Five years ago this month, Swedish pharmaceutical company WntResearch immediately notified shareholders when authors retracted a 2009 Proceedings of the National Academy of Sciences (PNAS) paper on a potential cancer therapy that was key to the company’s business.
At the time, the company’s decision to disclose the retraction hurt its finances, as WntResearch delayed its planned initial public offering for three weeks. It also offered investors and shareholders the opportunity to withdraw their shares of WntResearch stock.
But, aside from one of the paper’s co-authors, “No one did that,” Nils Brünner, WntResearch’s CEO, told us. Since the company’s IPO on December 17, 2010, its stock price has increased from 6.6 Swedish Krona, (0.76 USD) per share to 37.50 SEK, (4.32 USD) as of December 1, 2015.
Instead of damaging the company, Brünner said he believed transparency around the retraction protected it from financial backlash.
There’s good evidence that’s true, according to Paul Wolpe, a bioethics professor and Director of Emory University’s Center for Ethics. In the corporate world:
Admission of error followed by remedial action is almost always forgiven.
People tolerate honest mistakes because we’ve all made them, but the public hates a cover-up more than anything, according to Wolpe:
Suspicion is the death knell of a corporate public relations.
But investors in biotech companies won’t stay onboard for ethics alone — they also need sound science. The retracted paper involved WntResearch’s drug Foxy-5, which helps tumors respond to tamoxifen. The science behind Foxy-5 involves mimicking a specific protein, called Wnt-5a, which binds to a receptor on the surface of cells. Substantial scientific literature indicates that the presence of Wnt-5a inhibits cancerous cells from spreading to other place in the body. But the actual Wnt-5a protein is too large to use for therapeutic purposes; Foxy-5, however, binds to the same receptor and is small enough to introduce to patients intravenously in drug form.
Since the PNAS paper was retracted in 2010 after the authors discovered “serious calculation errors” in one of its central figures, lead author Tommy Andersson has published several other articles in scientific journals about the relationship between Wnt-5a and metastasis.
So despite the retraction, the drug may hold promise in cancer.
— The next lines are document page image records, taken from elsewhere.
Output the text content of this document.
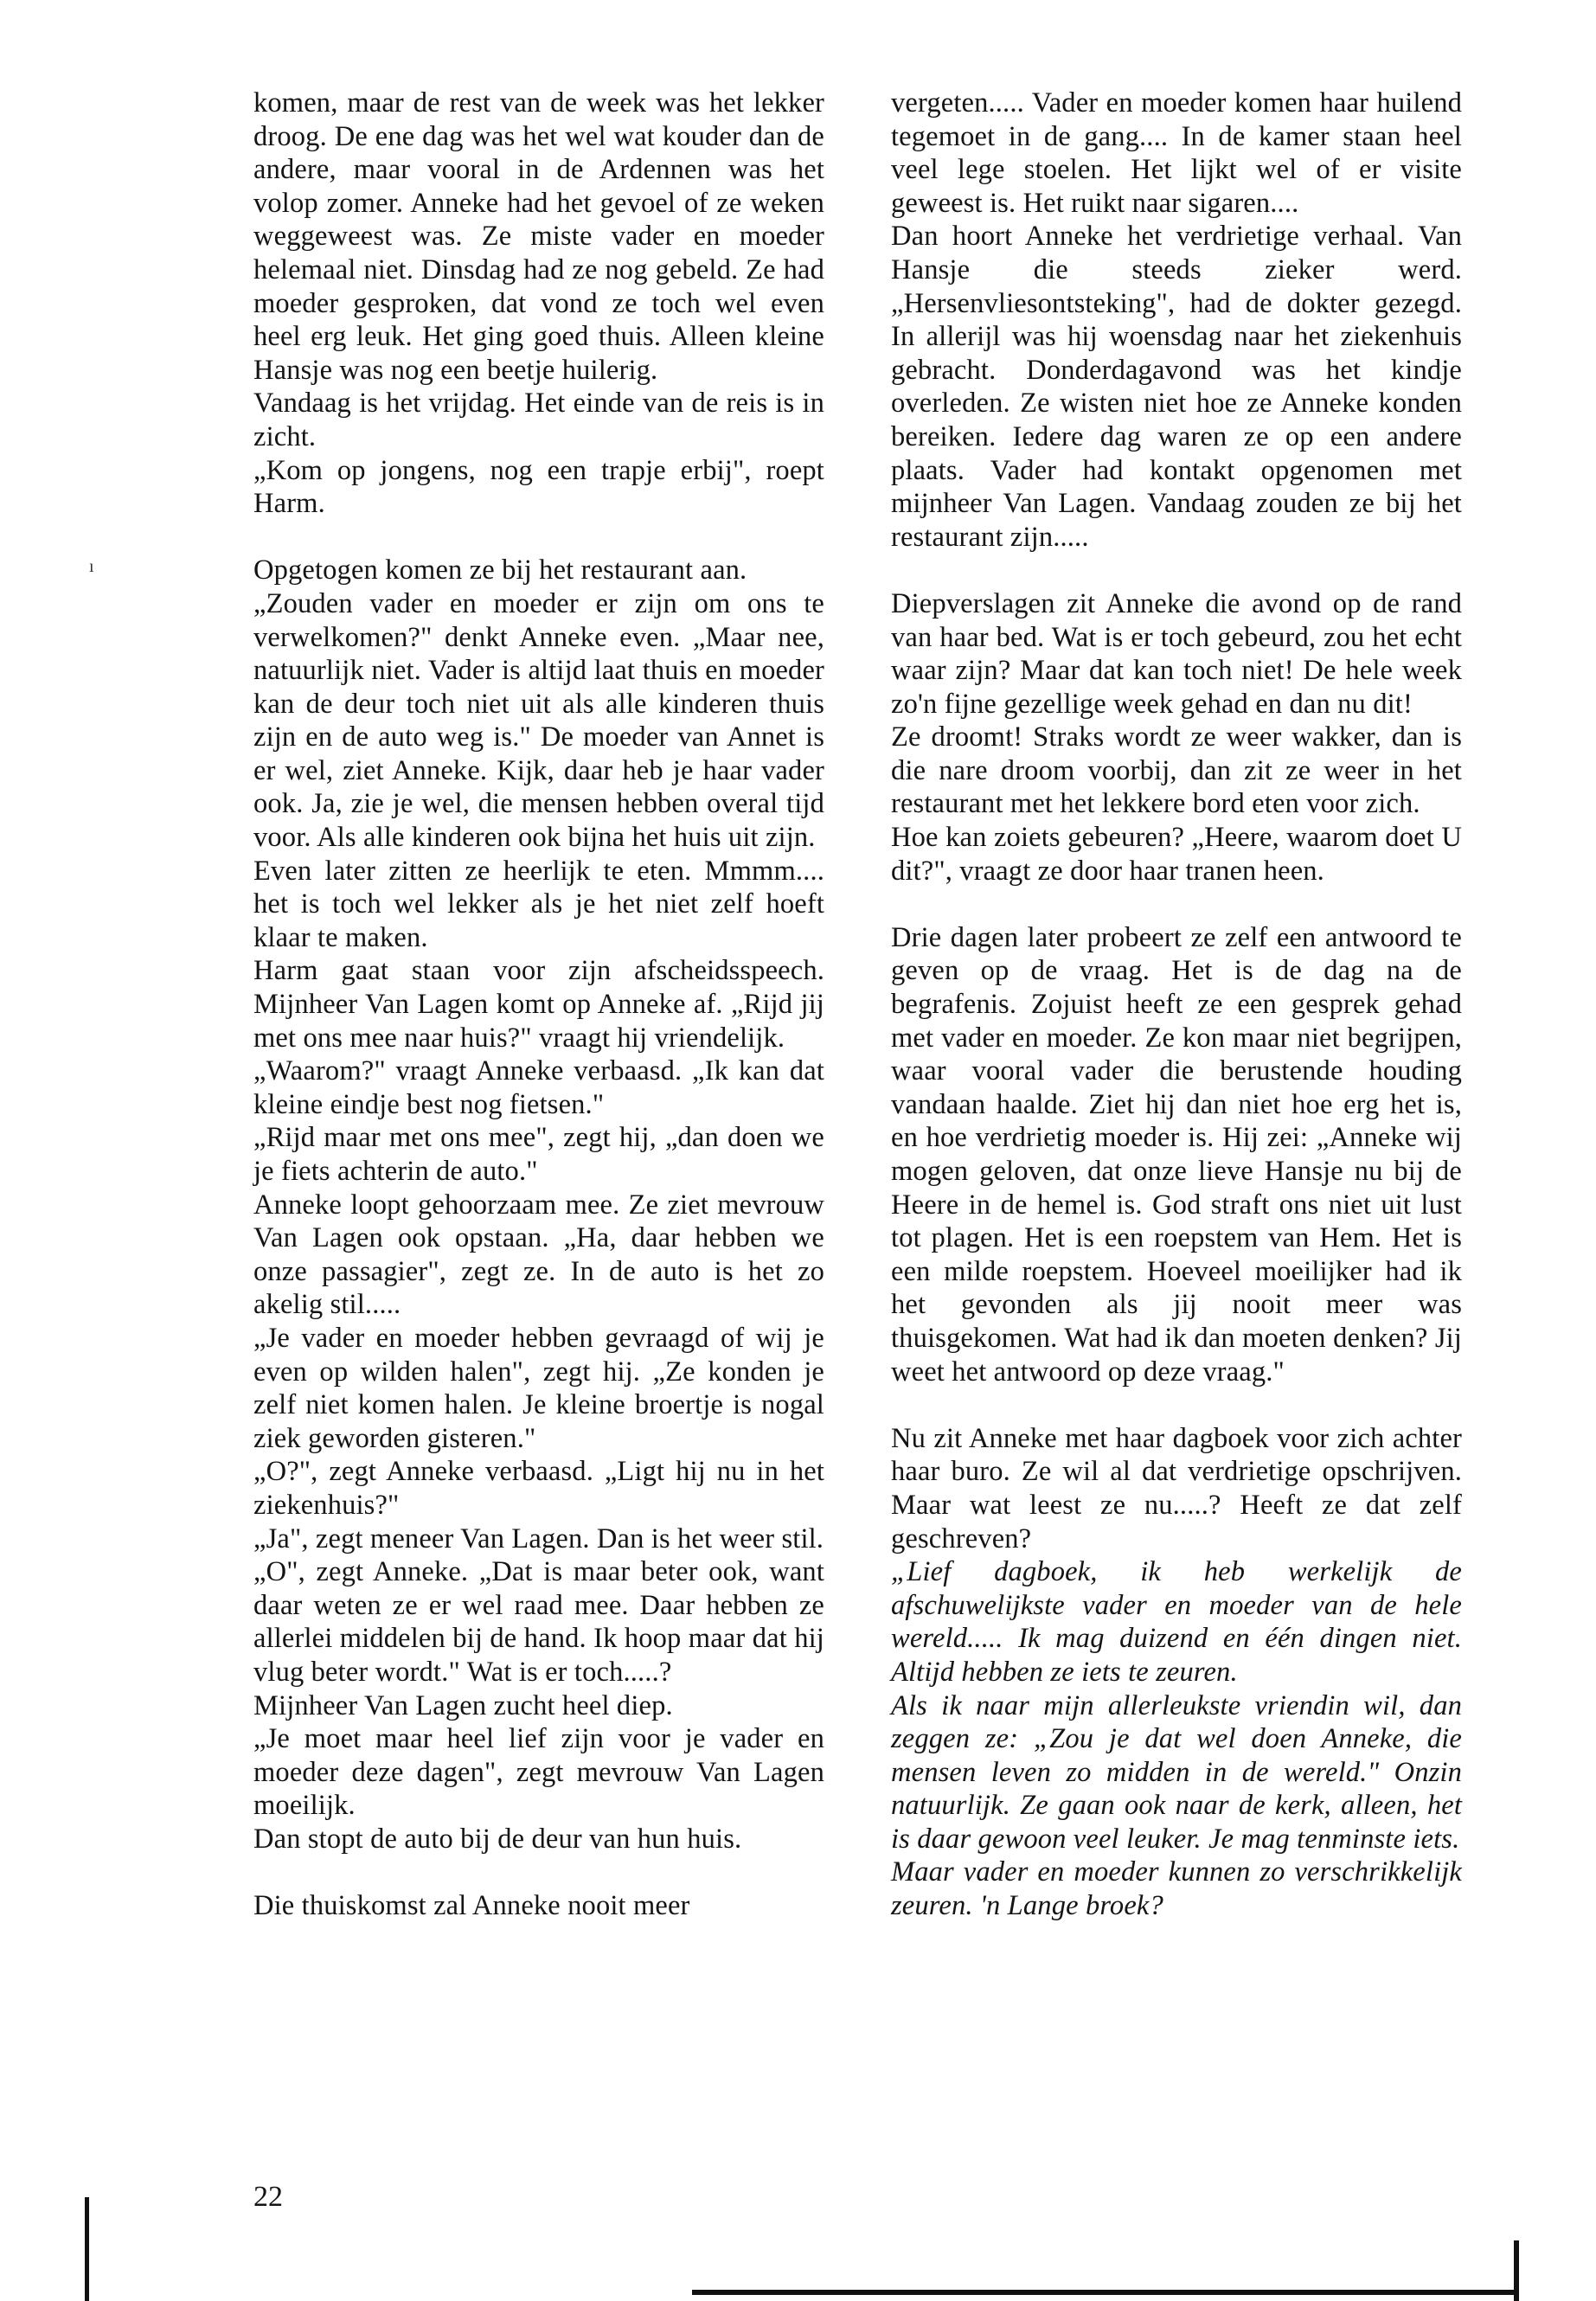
komen, maar de rest van de week was het lekker droog. De ene dag was het wel wat kouder dan de andere, maar vooral in de Ardennen was het volop zomer. Anneke had het gevoel of ze weken weggeweest was. Ze miste vader en moeder helemaal niet. Dinsdag had ze nog gebeld. Ze had moeder gesproken, dat vond ze toch wel even heel erg leuk. Het ging goed thuis. Alleen kleine Hansje was nog een beetje huilerig.

Vandaag is het vrijdag. Het einde van de reis is in zicht.

„Kom op jongens, nog een trapje erbij", roept Harm.

Opgetogen komen ze bij het restaurant aan.

„Zouden vader en moeder er zijn om ons te verwelkomen?" denkt Anneke even. „Maar nee, natuurlijk niet. Vader is altijd laat thuis en moeder kan de deur toch niet uit als alle kinderen thuis zijn en de auto weg is." De moeder van Annet is er wel, ziet Anneke. Kijk, daar heb je haar vader ook. Ja, zie je wel, die mensen hebben overal tijd voor. Als alle kinderen ook bijna het huis uit zijn.

Even later zitten ze heerlijk te eten. Mmmm.... het is toch wel lekker als je het niet zelf hoeft klaar te maken.

Harm gaat staan voor zijn afscheidsspeech. Mijnheer Van Lagen komt op Anneke af. „Rijd jij met ons mee naar huis?" vraagt hij vriendelijk.

„Waarom?" vraagt Anneke verbaasd. „Ik kan dat kleine eindje best nog fietsen."

„Rijd maar met ons mee", zegt hij, „dan doen we je fiets achterin de auto."

Anneke loopt gehoorzaam mee. Ze ziet mevrouw Van Lagen ook opstaan. „Ha, daar hebben we onze passagier", zegt ze. In de auto is het zo akelig stil.....

„Je vader en moeder hebben gevraagd of wij je even op wilden halen", zegt hij. „Ze konden je zelf niet komen halen. Je kleine broertje is nogal ziek geworden gisteren."

„O?", zegt Anneke verbaasd. „Ligt hij nu in het ziekenhuis?"

„Ja", zegt meneer Van Lagen. Dan is het weer stil.

„O", zegt Anneke. „Dat is maar beter ook, want daar weten ze er wel raad mee. Daar hebben ze allerlei middelen bij de hand. Ik hoop maar dat hij vlug beter wordt." Wat is er toch.....?

Mijnheer Van Lagen zucht heel diep.

„Je moet maar heel lief zijn voor je vader en moeder deze dagen", zegt mevrouw Van Lagen moeilijk.

Dan stopt de auto bij de deur van hun huis.

Die thuiskomst zal Anneke nooit meer

vergeten..... Vader en moeder komen haar huilend tegemoet in de gang.... In de kamer staan heel veel lege stoelen. Het lijkt wel of er visite geweest is. Het ruikt naar sigaren....

Dan hoort Anneke het verdrietige verhaal. Van Hansje die steeds zieker werd. „Hersenvliesontsteking", had de dokter gezegd. In allerijl was hij woensdag naar het ziekenhuis gebracht. Donderdagavond was het kindje overleden. Ze wisten niet hoe ze Anneke konden bereiken. Iedere dag waren ze op een andere plaats. Vader had kontakt opgenomen met mijnheer Van Lagen. Vandaag zouden ze bij het restaurant zijn.....

Diepverslagen zit Anneke die avond op de rand van haar bed. Wat is er toch gebeurd, zou het echt waar zijn? Maar dat kan toch niet! De hele week zo'n fijne gezellige week gehad en dan nu dit!

Ze droomt! Straks wordt ze weer wakker, dan is die nare droom voorbij, dan zit ze weer in het restaurant met het lekkere bord eten voor zich.

Hoe kan zoiets gebeuren? „Heere, waarom doet U dit?", vraagt ze door haar tranen heen.

Drie dagen later probeert ze zelf een antwoord te geven op de vraag. Het is de dag na de begrafenis. Zojuist heeft ze een gesprek gehad met vader en moeder. Ze kon maar niet begrijpen, waar vooral vader die berustende houding vandaan haalde. Ziet hij dan niet hoe erg het is, en hoe verdrietig moeder is. Hij zei: „Anneke wij mogen geloven, dat onze lieve Hansje nu bij de Heere in de hemel is. God straft ons niet uit lust tot plagen. Het is een roepstem van Hem. Het is een milde roepstem. Hoeveel moeilijker had ik het gevonden als jij nooit meer was thuisgekomen. Wat had ik dan moeten denken? Jij weet het antwoord op deze vraag."

Nu zit Anneke met haar dagboek voor zich achter haar buro. Ze wil al dat verdrietige opschrijven. Maar wat leest ze nu.....? Heeft ze dat zelf geschreven?

„Lief dagboek, ik heb werkelijk de afschuwelijkste vader en moeder van de hele wereld..... Ik mag duizend en één dingen niet. Altijd hebben ze iets te zeuren.

Als ik naar mijn allerleukste vriendin wil, dan zeggen ze: „Zou je dat wel doen Anneke, die mensen leven zo midden in de wereld." Onzin natuurlijk. Ze gaan ook naar de kerk, alleen, het is daar gewoon veel leuker. Je mag tenminste iets.

Maar vader en moeder kunnen zo verschrikkelijk zeuren. 'n Lange broek?

ı
22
According to Rosa Serra, a researcher who has studied the Wnt signaling pathway at the University of Alabama:
As an overall strategy, I think it’s a good one.
Serra’s caveat is that binding to the receptor could trigger other biological process that scientists don’t yet understand — but, she added, that’s a common concern for new drugs.
WntResearch must suss out those potential side effects during the clinical trials process, which has already begun. On November 6th, the company published results from its phase 1a clinical trials, designed to test the toxicity of Foxy-5 in patients. As per the report:
The results from the study demonstrate that from a toxicological point of view Foxy-5 is a safe and well tolerated drug with no dose limiting toxicities observed at any dose.